We look at how direct air capture (DAC) technology – which captures and scrubs air from the atmosphere – is poised to help companies reduce their emissions.
In 2020, global CO2 emissions from fossil fuels fell 7% year-over-year — the largest annual drop ever observed.
But as pandemic restrictions lift and corporations ramp up production using fossil fuels, emissions are likely to bounce back to typical levels.
With mounting pressure from governments and investors to decarbonize, corporate executives are increasingly interested in offsetting these emissions. One potential solution, direct air capture (DAC), has taken off in earnings call transcripts in recent quarters.
DAC technology extracts carbon dioxide from the atmosphere and does not require a nearby pollution source, unlike industrial off-gas capture. In recent years, startups in the space have begun scaling up their operations, attracting the likes of Microsoft and ExxonMobil to help fund these efforts.
Below, we break down how DAC works, analyze its benefits, and consider what’s next for the technology.
how does direct air capture work?
There are 3 basic steps to DAC that produce 2 outputs: concentrated CO2 and filtered air.
First, DAC facilities suck in air from the atmosphere using enormous fans, which resemble industrial cooling towers.

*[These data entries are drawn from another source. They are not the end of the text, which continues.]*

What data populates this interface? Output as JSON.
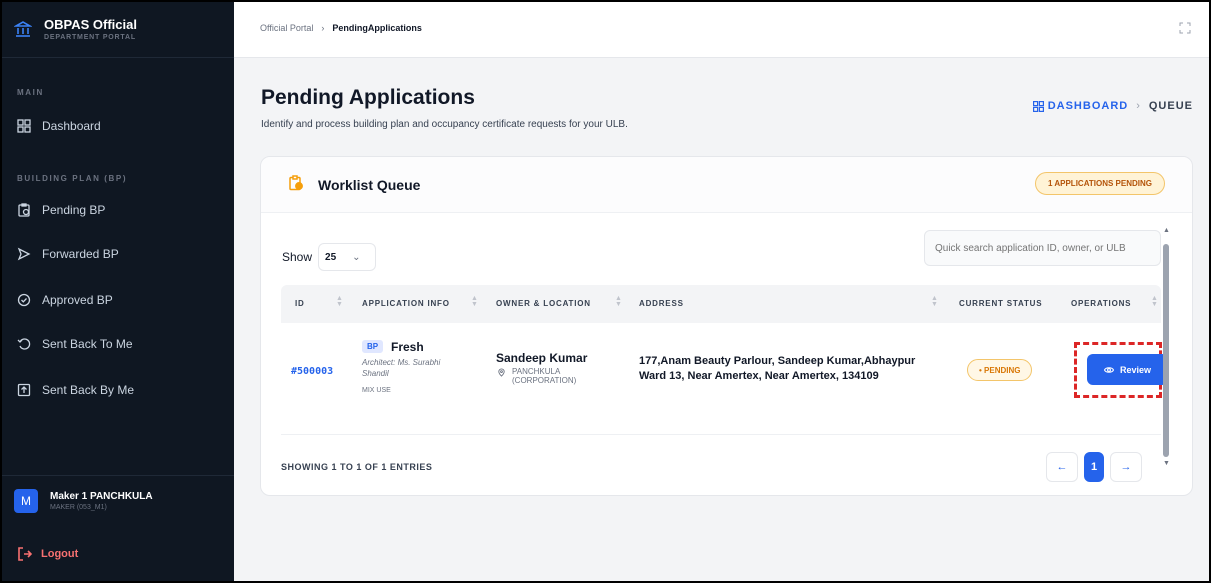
{
  "brand": {
    "title": "OBPAS Official",
    "subtitle": "DEPARTMENT PORTAL",
    "icon": "bank-icon"
  },
  "sidebar": {
    "sections": [
      {
        "label": "MAIN",
        "items": [
          {
            "label": "Dashboard",
            "icon": "grid-icon"
          }
        ]
      },
      {
        "label": "BUILDING PLAN (BP)",
        "items": [
          {
            "label": "Pending BP",
            "icon": "clipboard-clock-icon"
          },
          {
            "label": "Forwarded BP",
            "icon": "send-icon"
          },
          {
            "label": "Approved BP",
            "icon": "check-circle-icon"
          },
          {
            "label": "Sent Back To Me",
            "icon": "undo-icon"
          },
          {
            "label": "Sent Back By Me",
            "icon": "upload-box-icon"
          }
        ]
      }
    ]
  },
  "user": {
    "initial": "M",
    "name": "Maker 1 PANCHKULA",
    "role": "MAKER (053_M1)"
  },
  "logout_label": "Logout",
  "topbar": {
    "crumb_root": "Official Portal",
    "crumb_current": "PendingApplications"
  },
  "page": {
    "title": "Pending Applications",
    "subtitle": "Identify and process building plan and occupancy certificate requests for your ULB.",
    "right_crumb": {
      "dashboard": "DASHBOARD",
      "separator": "›",
      "queue": "QUEUE"
    }
  },
  "card": {
    "title": "Worklist Queue",
    "badge": "1 APPLICATIONS PENDING",
    "show_label": "Show",
    "page_size": "25",
    "search_placeholder": "Quick search application ID, owner, or ULB",
    "columns": [
      "ID",
      "APPLICATION INFO",
      "OWNER & LOCATION",
      "ADDRESS",
      "CURRENT STATUS",
      "OPERATIONS"
    ],
    "rows": [
      {
        "id": "#500003",
        "tag": "BP",
        "type": "Fresh",
        "architect": "Architect: Ms. Surabhi Shandil",
        "use": "MIX USE",
        "owner": "Sandeep Kumar",
        "location": "PANCHKULA (CORPORATION)",
        "address": "177,Anam Beauty Parlour, Sandeep Kumar,Abhaypur Ward 13, Near Amertex, Near Amertex, 134109",
        "status": "PENDING",
        "action": "Review"
      }
    ],
    "entries": "SHOWING 1 TO 1 OF 1 ENTRIES",
    "pager": {
      "prev": "←",
      "current": "1",
      "next": "→"
    }
  },
  "colors": {
    "sidebar_bg": "#0f1722",
    "accent": "#2563eb",
    "pending": "#d97706",
    "highlight": "#dc2626"
  }
}
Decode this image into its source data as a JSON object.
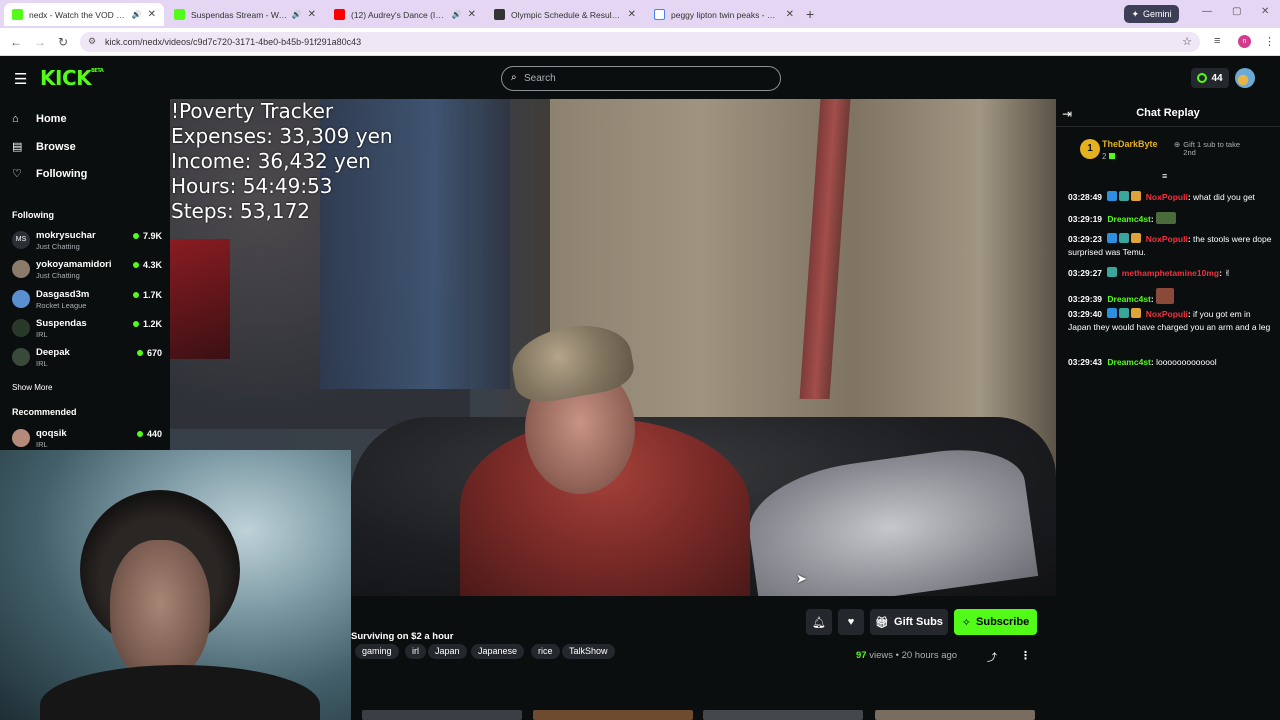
{
  "browser": {
    "tabs": [
      {
        "title": "nedx - Watch the VOD on K",
        "active": true,
        "audio": true
      },
      {
        "title": "Suspendas Stream - Watch Live",
        "active": false,
        "audio": true
      },
      {
        "title": "(12) Audrey's Dance (Instru",
        "active": false,
        "audio": true
      },
      {
        "title": "Olympic Schedule & Results | N",
        "active": false,
        "audio": false
      },
      {
        "title": "peggy lipton twin peaks - Goog",
        "active": false,
        "audio": false
      }
    ],
    "gemini_label": "Gemini",
    "url": "kick.com/nedx/videos/c9d7c720-3171-4be0-b45b-91f291a80c43",
    "profile_initial": "n"
  },
  "header": {
    "logo": "KICK",
    "logo_beta": "BETA",
    "search_placeholder": "Search",
    "points": "44"
  },
  "sidebar": {
    "nav": [
      {
        "label": "Home",
        "icon": "home-icon"
      },
      {
        "label": "Browse",
        "icon": "browse-icon"
      },
      {
        "label": "Following",
        "icon": "heart-icon"
      }
    ],
    "following_heading": "Following",
    "following": [
      {
        "name": "mokrysuchar",
        "category": "Just Chatting",
        "viewers": "7.9K"
      },
      {
        "name": "yokoyamamidori",
        "category": "Just Chatting",
        "viewers": "4.3K"
      },
      {
        "name": "Dasgasd3m",
        "category": "Rocket League",
        "viewers": "1.7K"
      },
      {
        "name": "Suspendas",
        "category": "IRL",
        "viewers": "1.2K"
      },
      {
        "name": "Deepak",
        "category": "IRL",
        "viewers": "670"
      }
    ],
    "show_more": "Show More",
    "recommended_heading": "Recommended",
    "recommended": [
      {
        "name": "qoqsik",
        "category": "IRL",
        "viewers": "440"
      }
    ]
  },
  "video": {
    "overlay_lines": [
      "!Poverty Tracker",
      "Expenses: 33,309 yen",
      "Income: 36,432 yen",
      "Hours: 54:49:53",
      "Steps: 53,172"
    ]
  },
  "below_player": {
    "title": "Surviving on $2 a hour",
    "tags": [
      "gaming",
      "irl",
      "Japan",
      "Japanese",
      "rice",
      "TalkShow"
    ],
    "gift_subs_label": "Gift Subs",
    "subscribe_label": "Subscribe",
    "views_count": "97",
    "views_label": "views",
    "age": "20 hours ago"
  },
  "chat": {
    "title": "Chat Replay",
    "top_gifter": {
      "rank": "1",
      "name": "TheDarkByte",
      "count": "2"
    },
    "gift_cta": "Gift 1 sub to take 2nd",
    "messages": [
      {
        "time": "03:28:49",
        "user": "NoxPopuli",
        "user_color": "#f2313e",
        "text": "what did you get",
        "badges": 3
      },
      {
        "time": "03:29:19",
        "user": "Dreamc4st",
        "user_color": "#53fc18",
        "text": "",
        "badges": 0,
        "emote": true
      },
      {
        "time": "03:29:23",
        "user": "NoxPopuli",
        "user_color": "#f2313e",
        "text": "the stools were dope surprised was Temu.",
        "badges": 3
      },
      {
        "time": "03:29:27",
        "user": "methamphetamine10mg",
        "user_color": "#f2313e",
        "text": "",
        "badges": 1,
        "emote": true
      },
      {
        "time": "03:29:39",
        "user": "Dreamc4st",
        "user_color": "#53fc18",
        "text": "",
        "badges": 0,
        "emote": true
      },
      {
        "time": "03:29:40",
        "user": "NoxPopuli",
        "user_color": "#f2313e",
        "text": "if you got em in Japan they would have charged you an arm and a leg",
        "badges": 3
      },
      {
        "time": "03:29:43",
        "user": "Dreamc4st",
        "user_color": "#53fc18",
        "text": "looooooooooool",
        "badges": 0
      }
    ]
  },
  "colors": {
    "accent": "#53fc18",
    "background": "#0b0e0f",
    "surface": "#24272c",
    "gold": "#e5b11e"
  }
}
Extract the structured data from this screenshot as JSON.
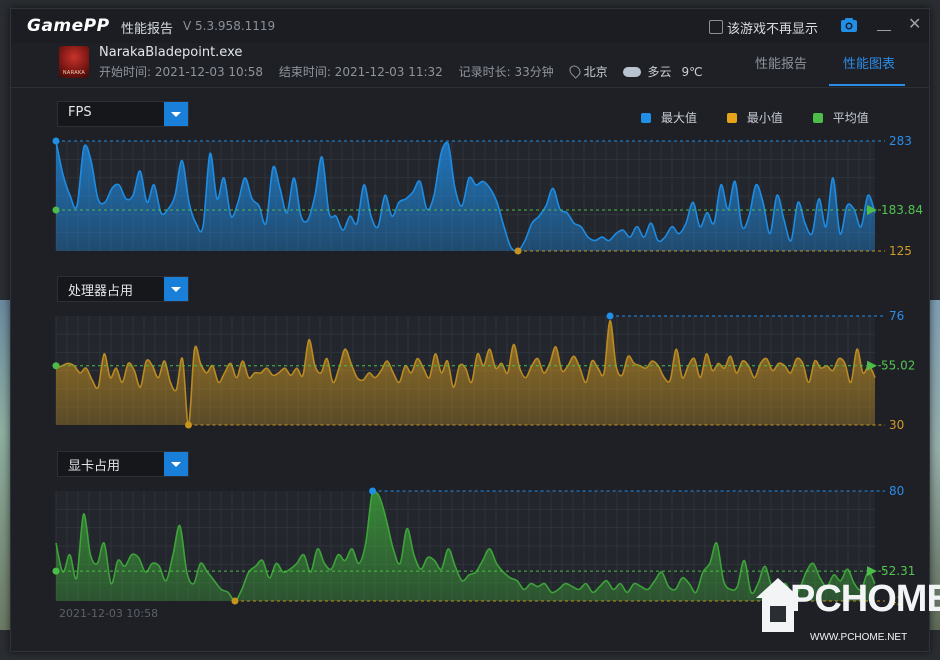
{
  "window": {
    "logo": "GamePP",
    "title": "性能报告",
    "version": "V 5.3.958.1119",
    "checkbox_label": "该游戏不再显示"
  },
  "app": {
    "icon_label": "NARAKA",
    "exe_name": "NarakaBladepoint.exe",
    "start_time": "开始时间: 2021-12-03 10:58",
    "end_time": "结束时间: 2021-12-03 11:32",
    "duration": "记录时长: 33分钟",
    "location": "北京",
    "weather": "多云",
    "temperature": "9℃"
  },
  "tabs": [
    {
      "label": "性能报告",
      "active": false
    },
    {
      "label": "性能图表",
      "active": true
    }
  ],
  "legend": [
    {
      "label": "最大值",
      "color": "#1f8fe8"
    },
    {
      "label": "最小值",
      "color": "#e6a21a"
    },
    {
      "label": "平均值",
      "color": "#4cbd48"
    }
  ],
  "chart_data": [
    {
      "type": "area",
      "selector": "FPS",
      "color": "#1e8fea",
      "max": 283,
      "min": 125,
      "avg": "183.84",
      "ylim": [
        125,
        283
      ],
      "values": [
        283,
        235,
        205,
        190,
        275,
        255,
        200,
        195,
        215,
        220,
        200,
        205,
        240,
        195,
        220,
        180,
        185,
        205,
        255,
        195,
        165,
        160,
        265,
        200,
        230,
        175,
        195,
        230,
        200,
        190,
        165,
        245,
        215,
        180,
        230,
        175,
        170,
        205,
        260,
        180,
        175,
        155,
        175,
        165,
        220,
        175,
        160,
        205,
        175,
        195,
        200,
        210,
        225,
        185,
        205,
        265,
        280,
        215,
        190,
        230,
        220,
        225,
        215,
        195,
        160,
        130,
        125,
        140,
        165,
        175,
        190,
        215,
        185,
        180,
        165,
        160,
        145,
        140,
        145,
        140,
        150,
        155,
        145,
        160,
        145,
        165,
        140,
        145,
        160,
        150,
        165,
        195,
        160,
        180,
        165,
        220,
        185,
        225,
        160,
        175,
        220,
        195,
        150,
        205,
        170,
        140,
        195,
        165,
        150,
        200,
        160,
        230,
        150,
        190,
        185,
        160,
        205,
        180
      ]
    },
    {
      "type": "area",
      "selector": "处理器占用",
      "color": "#c08e22",
      "max": 76,
      "min": 30,
      "avg": "55.02",
      "ylim": [
        30,
        76
      ],
      "values": [
        54,
        55,
        56,
        55,
        52,
        54,
        49,
        46,
        60,
        50,
        54,
        48,
        56,
        53,
        46,
        57,
        55,
        50,
        57,
        48,
        45,
        58,
        30,
        62,
        56,
        52,
        55,
        48,
        52,
        56,
        50,
        57,
        50,
        52,
        52,
        54,
        51,
        52,
        54,
        51,
        54,
        51,
        66,
        55,
        52,
        58,
        48,
        54,
        62,
        56,
        50,
        49,
        52,
        50,
        53,
        57,
        52,
        48,
        55,
        52,
        58,
        54,
        50,
        60,
        52,
        57,
        46,
        55,
        54,
        48,
        60,
        55,
        62,
        54,
        56,
        52,
        64,
        54,
        50,
        55,
        58,
        52,
        56,
        63,
        53,
        55,
        59,
        54,
        48,
        57,
        54,
        52,
        74,
        55,
        51,
        59,
        56,
        55,
        54,
        57,
        55,
        50,
        49,
        62,
        50,
        55,
        58,
        50,
        60,
        53,
        56,
        54,
        59,
        52,
        57,
        55,
        50,
        56,
        58,
        53,
        56,
        55,
        52,
        58,
        56,
        48,
        57,
        54,
        55,
        53,
        58,
        56,
        48,
        62,
        52,
        55,
        50
      ]
    },
    {
      "type": "area",
      "selector": "显卡占用",
      "color": "#3ea83a",
      "max": 80,
      "min": 42,
      "avg": "52.31",
      "ylim": [
        42,
        80
      ],
      "values": [
        62,
        52,
        58,
        50,
        72,
        58,
        55,
        62,
        48,
        56,
        54,
        58,
        57,
        52,
        55,
        54,
        49,
        58,
        68,
        52,
        48,
        55,
        52,
        49,
        46,
        45,
        42,
        46,
        52,
        54,
        56,
        50,
        55,
        52,
        53,
        55,
        58,
        52,
        60,
        55,
        53,
        58,
        56,
        60,
        55,
        62,
        80,
        78,
        70,
        60,
        55,
        67,
        58,
        53,
        57,
        56,
        53,
        60,
        54,
        49,
        51,
        52,
        56,
        60,
        55,
        52,
        50,
        49,
        46,
        48,
        47,
        48,
        45,
        46,
        48,
        47,
        46,
        48,
        45,
        47,
        49,
        46,
        48,
        45,
        48,
        47,
        46,
        49,
        52,
        47,
        46,
        50,
        48,
        45,
        52,
        55,
        62,
        49,
        46,
        47,
        56,
        45,
        48,
        54,
        47,
        46,
        48,
        44,
        46,
        52,
        55,
        50,
        47,
        51,
        49,
        53,
        48,
        46,
        52,
        48
      ]
    }
  ],
  "timestamp": "2021-12-03 10:58",
  "watermark": {
    "text": "PCHOME",
    "url": "WWW.PCHOME.NET"
  }
}
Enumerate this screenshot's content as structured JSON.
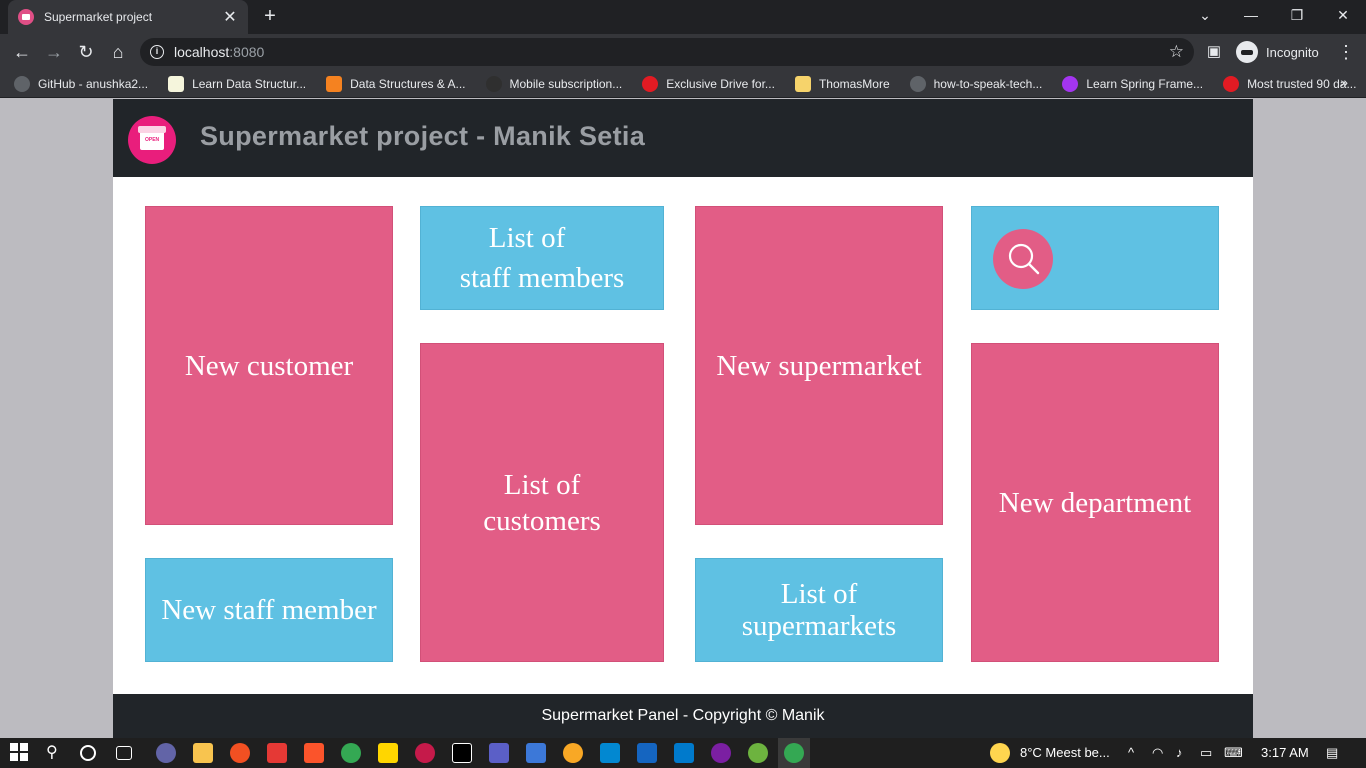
{
  "browser": {
    "tab_title": "Supermarket project",
    "url_host": "localhost",
    "url_port": ":8080",
    "incognito_label": "Incognito",
    "bookmarks": [
      {
        "label": "GitHub - anushka2...",
        "color": "#24292e"
      },
      {
        "label": "Learn Data Structur...",
        "color": "#f5f5dc"
      },
      {
        "label": "Data Structures & A...",
        "color": "#f58220"
      },
      {
        "label": "Mobile subscription...",
        "color": "#2f2f2f"
      },
      {
        "label": "Exclusive Drive for...",
        "color": "#e21b23"
      },
      {
        "label": "ThomasMore",
        "color": "#f6d36b"
      },
      {
        "label": "how-to-speak-tech...",
        "color": "#5f6368"
      },
      {
        "label": "Learn Spring Frame...",
        "color": "#a435f0"
      },
      {
        "label": "Most trusted 90 da...",
        "color": "#e21b23"
      }
    ]
  },
  "app": {
    "title": "Supermarket project - Manik Setia",
    "logo_icon": "store-open-icon",
    "footer": "Supermarket Panel - Copyright © Manik",
    "tiles": {
      "new_customer": "New customer",
      "list_staff_1": "List of",
      "list_staff_2": "staff members",
      "new_supermarket": "New supermarket",
      "search_icon": "search-icon",
      "new_staff": "New staff member",
      "list_customers_1": "List of",
      "list_customers_2": "customers",
      "list_supermarkets_1": "List of",
      "list_supermarkets_2": "supermarkets",
      "new_department": "New department"
    },
    "colors": {
      "pink": "#e25d86",
      "blue": "#5fc1e3",
      "dark": "#212529"
    }
  },
  "taskbar": {
    "weather": "8°C  Meest be...",
    "time": "3:17 AM"
  }
}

Next, the air passes through filters that grab and concentrate CO2. These filters attract CO2 using sorbents — small solid materials that are typically structured in layers or honeycomb-like shapes — or liquid solvents.
DAC facilities then heat the filter material to release the captured CO2. The amount of heat required for this process affects how the facilities are powered. Sorbents require lower levels of heat to extract CO2, so these facilities can use renewable energy sources like geothermal or waste heat. Solvents, on the other hand, require levels of heat of about 900 degrees Celsius. Companies like Carbon Engineering, which uses solvents, rely on natural gas to power operations.
The two main outputs of the DAC process are filtered air, which is released into the atmosphere, and captured CO2. Captured CO2 can be stored in underground reservoirs or used to make goods.
How is DAC being implemented?
Carbon Engineering is collaborating with Oxy Low Carbon Ventures, a subsidiary of Occidental Petroleum, and Rusheen Capital Management to build the world’s largest DAC facility in the Permian Basin in southwestern US. The plant will have the capacity to capture up to 1M metric tons of atmospheric CO2 annually, and construction is expected to start in 2022. Occidental will store the captured CO2 underground.
Broadly, Carbon Engineering offers 2 options to handle CO2 waste:
- Direct Air Capture + Storage, which concentrates waste CO2 to sell to companies like carbonated drink makers and CO2-absorbing concrete producers
- AIR TO FUELS, which makes synthetic fuels out of waste CO2
Another prominent company in the space is Switzerland-based Climeworks, which already has a commercial site and multiple pilot sites under its belt. Climeworks is currently building a DAC facility in Iceland that is forecast to capture 4,000 tons of CO2 annually.
The startup is working with Iceland-based Carbfix to add CO2 storage capabilities by transforming carbon into stone underground. Additionally, Iceland-based ON Power will provide geothermal energy to power the DAC facility.
Microsoft backed the project in early 2021 as a part of its carbon removal portfolio.